Der Senat müsse nicht abschließend entscheiden, ob im Streitfall die Nichtigkeit der Ohne-Rechnung-Abrede zur Gesamtnichtigkeit des Vertrags führe. Denn jedenfalls könne sich der Beklagte, nachdem er die Bauleistung erbracht habe, nach Treu und Glauben gem. § 242 BGB nicht auf eine etwaige Nichtigkeit des Vertrags berufen.
c) Anmerkung
Wie der Senat in seiner Entscheidung vom 1.8.2013 ausdrücklich ausführte, betraf die Rechtsprechung des BGH zu Mängelansprüchen aus einem Bauvertrag, der eine "Ohne-Rechnung-Abrede" enthielt, nicht die Fälle, in denen ein Verstoß gegen das Gesetz zur Bekämpfung der Schwarzarbeit in Rede stand. Der Einwand der unzulässigen Rechtsausübung, den der BGH nach früherer Rechtsprechung zugelassen hat, überwand nur die unter bestimmten Voraussetzungen aus § 139 BGB folgende Nichtigkeit des Gesamtvertrags aufgrund einer Nichtigkeit der "Ohne-Rechnung-Abrede" mit der Folge, dass Mängelansprüche geltend gemacht werden konnten.
Hinweis:
Derartige Erwägungen kämen nach dem jetzigen SchwarzArbG nicht mehr Betracht. Eine nach § 134 BGB bestehende Nichtigkeitsfolge müsse anders beurteilt werden, als die Nichtigkeitsfolge aus § 139 BGB (vgl. BGH, a.a.O.).

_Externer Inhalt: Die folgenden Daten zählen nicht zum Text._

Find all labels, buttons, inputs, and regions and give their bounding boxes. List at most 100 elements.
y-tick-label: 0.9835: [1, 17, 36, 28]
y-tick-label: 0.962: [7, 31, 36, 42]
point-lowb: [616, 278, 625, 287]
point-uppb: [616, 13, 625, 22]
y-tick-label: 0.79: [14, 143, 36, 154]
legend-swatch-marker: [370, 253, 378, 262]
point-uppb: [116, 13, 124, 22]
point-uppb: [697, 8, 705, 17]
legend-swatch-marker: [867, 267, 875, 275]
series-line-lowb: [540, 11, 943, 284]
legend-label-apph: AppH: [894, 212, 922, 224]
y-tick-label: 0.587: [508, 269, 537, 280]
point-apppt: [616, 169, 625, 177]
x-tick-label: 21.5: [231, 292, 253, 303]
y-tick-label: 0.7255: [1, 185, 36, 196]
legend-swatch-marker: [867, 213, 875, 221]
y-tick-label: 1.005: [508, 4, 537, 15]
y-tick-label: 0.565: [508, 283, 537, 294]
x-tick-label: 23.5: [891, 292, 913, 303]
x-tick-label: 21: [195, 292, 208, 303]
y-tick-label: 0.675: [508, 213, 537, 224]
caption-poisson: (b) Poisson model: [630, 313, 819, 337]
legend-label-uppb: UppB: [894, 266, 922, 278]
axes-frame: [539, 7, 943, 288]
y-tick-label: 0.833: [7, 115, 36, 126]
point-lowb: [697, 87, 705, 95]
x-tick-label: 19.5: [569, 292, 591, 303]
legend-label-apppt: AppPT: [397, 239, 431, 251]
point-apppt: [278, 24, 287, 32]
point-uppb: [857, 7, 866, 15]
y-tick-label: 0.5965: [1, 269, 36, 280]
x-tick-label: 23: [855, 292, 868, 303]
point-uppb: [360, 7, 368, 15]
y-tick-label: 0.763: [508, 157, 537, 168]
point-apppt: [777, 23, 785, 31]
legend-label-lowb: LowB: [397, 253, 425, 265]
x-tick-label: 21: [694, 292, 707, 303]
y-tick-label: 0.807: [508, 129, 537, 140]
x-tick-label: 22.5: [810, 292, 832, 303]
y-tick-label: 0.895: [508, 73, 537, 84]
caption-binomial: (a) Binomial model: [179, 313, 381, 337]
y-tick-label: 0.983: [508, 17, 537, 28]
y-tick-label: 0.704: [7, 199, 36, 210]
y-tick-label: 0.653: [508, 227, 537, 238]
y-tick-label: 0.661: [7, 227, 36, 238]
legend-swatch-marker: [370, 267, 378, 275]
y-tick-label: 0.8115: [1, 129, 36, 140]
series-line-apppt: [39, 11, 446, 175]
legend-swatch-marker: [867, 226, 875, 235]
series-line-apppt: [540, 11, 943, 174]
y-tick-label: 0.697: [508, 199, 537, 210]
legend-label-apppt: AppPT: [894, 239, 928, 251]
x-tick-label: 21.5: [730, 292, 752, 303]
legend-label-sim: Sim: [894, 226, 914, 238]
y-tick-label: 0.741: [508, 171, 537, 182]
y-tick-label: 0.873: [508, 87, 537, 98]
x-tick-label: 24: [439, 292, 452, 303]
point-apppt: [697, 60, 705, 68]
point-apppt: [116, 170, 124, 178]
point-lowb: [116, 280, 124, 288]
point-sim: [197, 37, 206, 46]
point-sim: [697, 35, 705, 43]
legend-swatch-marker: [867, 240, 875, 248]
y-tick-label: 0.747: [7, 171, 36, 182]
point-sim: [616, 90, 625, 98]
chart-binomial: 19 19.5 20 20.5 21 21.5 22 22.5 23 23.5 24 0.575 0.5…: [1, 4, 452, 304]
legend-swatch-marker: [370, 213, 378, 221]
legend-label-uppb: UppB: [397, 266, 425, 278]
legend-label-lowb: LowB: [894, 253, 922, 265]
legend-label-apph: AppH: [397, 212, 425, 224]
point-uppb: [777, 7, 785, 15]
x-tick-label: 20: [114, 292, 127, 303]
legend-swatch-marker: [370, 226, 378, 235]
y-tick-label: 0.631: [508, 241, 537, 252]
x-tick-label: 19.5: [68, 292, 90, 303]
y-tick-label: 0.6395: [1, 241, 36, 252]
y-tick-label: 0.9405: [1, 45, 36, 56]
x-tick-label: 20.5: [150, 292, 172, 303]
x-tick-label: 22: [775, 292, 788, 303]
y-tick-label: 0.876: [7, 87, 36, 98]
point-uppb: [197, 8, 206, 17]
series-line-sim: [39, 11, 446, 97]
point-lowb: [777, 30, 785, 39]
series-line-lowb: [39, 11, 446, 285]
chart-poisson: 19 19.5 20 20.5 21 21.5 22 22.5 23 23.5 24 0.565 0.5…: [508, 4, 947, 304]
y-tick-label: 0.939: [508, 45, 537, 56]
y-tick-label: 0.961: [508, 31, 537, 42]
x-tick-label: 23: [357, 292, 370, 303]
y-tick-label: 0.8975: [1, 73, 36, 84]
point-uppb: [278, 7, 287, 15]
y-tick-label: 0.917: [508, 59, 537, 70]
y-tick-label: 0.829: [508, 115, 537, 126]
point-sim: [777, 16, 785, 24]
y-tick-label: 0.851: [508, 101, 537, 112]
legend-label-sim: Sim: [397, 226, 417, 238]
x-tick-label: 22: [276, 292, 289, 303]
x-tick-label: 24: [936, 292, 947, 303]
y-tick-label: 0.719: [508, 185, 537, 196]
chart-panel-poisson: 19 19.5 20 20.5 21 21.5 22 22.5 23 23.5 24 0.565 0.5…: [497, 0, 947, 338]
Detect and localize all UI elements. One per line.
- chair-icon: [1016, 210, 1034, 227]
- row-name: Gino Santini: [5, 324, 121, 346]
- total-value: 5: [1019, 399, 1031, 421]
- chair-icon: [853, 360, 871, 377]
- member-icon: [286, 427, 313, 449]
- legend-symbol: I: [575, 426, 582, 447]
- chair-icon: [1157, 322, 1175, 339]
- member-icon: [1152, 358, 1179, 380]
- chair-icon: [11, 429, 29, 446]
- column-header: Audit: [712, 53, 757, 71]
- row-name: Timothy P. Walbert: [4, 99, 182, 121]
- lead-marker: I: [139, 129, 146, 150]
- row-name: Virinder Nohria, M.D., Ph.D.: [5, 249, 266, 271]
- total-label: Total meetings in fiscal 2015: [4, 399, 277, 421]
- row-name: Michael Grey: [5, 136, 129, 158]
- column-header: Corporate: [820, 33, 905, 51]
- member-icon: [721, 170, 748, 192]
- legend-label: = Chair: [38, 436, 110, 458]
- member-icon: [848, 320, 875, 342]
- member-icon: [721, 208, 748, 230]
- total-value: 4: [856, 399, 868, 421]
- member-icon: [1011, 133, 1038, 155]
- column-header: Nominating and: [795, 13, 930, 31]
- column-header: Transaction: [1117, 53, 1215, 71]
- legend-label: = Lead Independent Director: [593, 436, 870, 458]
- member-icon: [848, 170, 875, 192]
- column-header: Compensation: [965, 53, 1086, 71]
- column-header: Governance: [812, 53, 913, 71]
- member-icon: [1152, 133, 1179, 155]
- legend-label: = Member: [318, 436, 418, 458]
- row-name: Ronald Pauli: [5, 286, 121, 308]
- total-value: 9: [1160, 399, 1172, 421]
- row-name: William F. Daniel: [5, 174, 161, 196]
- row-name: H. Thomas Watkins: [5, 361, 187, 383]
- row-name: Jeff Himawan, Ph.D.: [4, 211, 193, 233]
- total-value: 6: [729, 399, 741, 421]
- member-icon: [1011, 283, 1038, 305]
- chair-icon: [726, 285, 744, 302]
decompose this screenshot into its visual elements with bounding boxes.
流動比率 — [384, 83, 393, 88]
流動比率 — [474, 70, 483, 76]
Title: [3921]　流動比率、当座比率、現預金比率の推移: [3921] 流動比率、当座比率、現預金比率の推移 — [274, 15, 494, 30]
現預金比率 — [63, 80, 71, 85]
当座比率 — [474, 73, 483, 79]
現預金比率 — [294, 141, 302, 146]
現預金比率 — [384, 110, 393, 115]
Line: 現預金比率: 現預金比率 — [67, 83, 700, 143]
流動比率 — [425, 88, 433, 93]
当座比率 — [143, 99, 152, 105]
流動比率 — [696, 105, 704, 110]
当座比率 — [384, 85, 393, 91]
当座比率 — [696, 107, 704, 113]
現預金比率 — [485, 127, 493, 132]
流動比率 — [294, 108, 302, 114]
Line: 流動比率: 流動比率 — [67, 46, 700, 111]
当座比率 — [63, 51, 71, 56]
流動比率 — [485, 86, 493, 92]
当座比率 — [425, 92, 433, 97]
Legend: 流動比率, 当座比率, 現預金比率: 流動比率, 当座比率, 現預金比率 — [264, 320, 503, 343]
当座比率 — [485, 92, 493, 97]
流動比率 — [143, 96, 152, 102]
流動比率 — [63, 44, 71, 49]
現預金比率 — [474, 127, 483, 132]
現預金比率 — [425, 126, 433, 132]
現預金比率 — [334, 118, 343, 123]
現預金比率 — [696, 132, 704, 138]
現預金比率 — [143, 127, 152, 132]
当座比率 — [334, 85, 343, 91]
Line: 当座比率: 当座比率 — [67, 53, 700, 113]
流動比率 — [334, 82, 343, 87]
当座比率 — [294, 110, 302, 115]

2. Anspruch auf Wertersatz bei nichtigem Schwarzarbeitsvertrag
a) Amtlicher Leitsatz
Zitat
"Im Falle eines gem. § 134 BGB nichtigen Schwarzarbeitervertrags kann der vorleistende Schwarzarbeiter unter Umständen gem. §§ 812, 818 Abs. 2 BGB Wertersatz verlangen; der Anwendung von § 817 S. 2 kann § 242 BGB entgegenstehen."
b) Gründe
Der Kläger könne sich mit Erfolg auf die Vorschriften über die ungerechtfertigte Bereicherung berufen. Beide Parteien hätten die Verträge gerade als Schwarzarbeit durchgeführt. Die Bereicherungsansprüche gehörten indessen dem Billigkeitsrecht an und ständen daher in besonderem Maße unter den Grundsätzen von Treu und Glauben. Mit diesen sei es nicht zu vereinbaren, wenn der Besteller den Wert des Erlangten nicht erstatten müsse, sondern unentgeltlich behalten könne. Bei der Betrachtung müsse berücksichtigt werden, welchen Zweck das in Frage stehende Verbotsgesetz verfolge. Im Einzelfall könne eine einschränkende Auslegung der rechtspolitisch problematischen und in ihrem Anwendungsbereich umstrittenen Vorschrift geboten sein. Und weiter: Dass der Besteller von Schwarzarbeit die Leistung auf Kosten des vorleistenden Schwarzarbeiters unentgeltlich behalten solle, sei zur Durchsetzung der Ziele des Gesetzgebers nicht unabweislich geboten.
c) Anmerkung
Diese schon damals umstrittene Rechtsprechung hat der BGH nunmehr endlich aufgegeben (s. nachfolgend unter V.). Es wäre schon früher zur Durchsetzung der Ziele des Gesetzes zur Bekämpfung der Schwarzarbeit geboten gewesen, nicht nur Mängelansprüche, sondern auch Bereicherungsansprüche strikt auszuschließen. Letztlich hat diese Rechtsprechung von der Rechtsordnung nicht gewünschte Zustände zementiert, ohne den Parteien die notwendigen Konsequenzen ihres Verhaltens aufzuzei...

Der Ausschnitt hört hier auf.